Vekal launched himself at the startled larger man, driving his belt knife under the man’s throat, before holding him as if tenderly, to lay him next to his evil mistress. It was all over in seconds, and Vekal found himself staring at Suriyen, both of them looking worried and uncertain.
“I came looking
for the boy. I heard what the old woman said about you,” Suriyen breathed, and Vekal tensed over the body of the man that he had just killed. Was she about to kill him now, as the holder of an evil spirit?
Instead, she stepped forward, and with a quick swipe of her sword severed Talon’s restraints before ungagging him. “We will talk later. But for now, we run.” She hauled the blinking and petrified Talon to his feet before pointing northward out of the clearing.
Vekal didn’t need much encouragement, stopping only to seize up the dead man’s sword and his belt. Beside him, he noticed that Suriyen did the same to the body of the old woman, and the pouch of the foul-smelling herb disappeared into the guard’s robes.

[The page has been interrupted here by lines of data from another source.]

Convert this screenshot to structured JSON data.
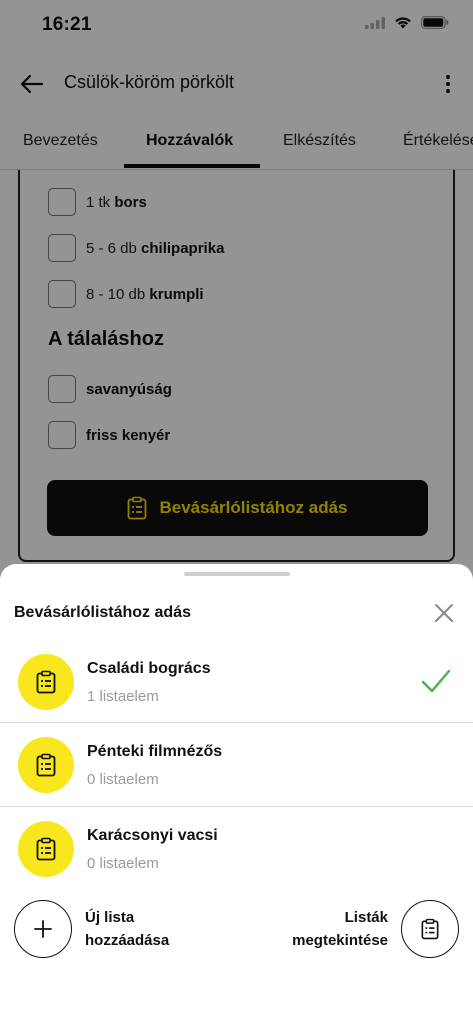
{
  "status_bar": {
    "time": "16:21"
  },
  "header": {
    "title": "Csülök-köröm pörkölt"
  },
  "tabs": [
    {
      "label": "Bevezetés"
    },
    {
      "label": "Hozzávalók"
    },
    {
      "label": "Elkészítés"
    },
    {
      "label": "Értékelése"
    }
  ],
  "ingredients": {
    "items": [
      {
        "qty": "1 tk",
        "name": "bors"
      },
      {
        "qty": "5 - 6 db",
        "name": "chilipaprika"
      },
      {
        "qty": "8 - 10 db",
        "name": "krumpli"
      }
    ],
    "section_title": "A tálaláshoz",
    "serving_items": [
      {
        "qty": "",
        "name": "savanyúság"
      },
      {
        "qty": "",
        "name": "friss kenyér"
      }
    ],
    "add_button_label": "Bevásárlólistához adás"
  },
  "sheet": {
    "title": "Bevásárlólistához adás",
    "lists": [
      {
        "name": "Családi bogrács",
        "count": "1 listaelem",
        "selected": true
      },
      {
        "name": "Pénteki filmnézős",
        "count": "0 listaelem",
        "selected": false
      },
      {
        "name": "Karácsonyi vacsi",
        "count": "0 listaelem",
        "selected": false
      }
    ],
    "new_list_line1": "Új lista",
    "new_list_line2": "hozzáadása",
    "view_lists_line1": "Listák",
    "view_lists_line2": "megtekintése"
  },
  "colors": {
    "accent_yellow": "#f8e71c",
    "button_text_yellow": "#f5e400",
    "check_green": "#4caf50"
  }
}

I would do the same, the Sin Eater thought, as he, the guard, and the boy escaped the scene of the slaughter and into the still, warm desert. Behind them, the birds of the oasis chirped happily on their feet. The sacrifice had been made, and the price paid in full.
14
The trio ran through the dunes, not stopping until they saw dawn’s early light lifting the veil of night behind them. Of all of them, Vekal was most concerned for the boy, Talon. He was slight, and didn’t have the same resilience that either he did, as a resident of the desert, or of Suriyen, who appeared to be perfectly capable of looking after herself through any terrain or adversity. The Sin Eater caught her looking at him several times over their flight through the dunes and scrubland, but in the gloom he could not tell if they were looks of horror, fear, or hatred.
“Can you blame her? You’re carrying one of the ancient evils of the modern world!” buzzed a voice like treacle behind his ear.
“Ach!” Vekal stumbled, not expecting the devil to be so loud nor so close.
Suriyen shot him a look. They were trudging now, not running. He flapped his hands like it was all okay.
You came back, Vekal thought towards the creature, disheartened that he was still saddled with the foul thing.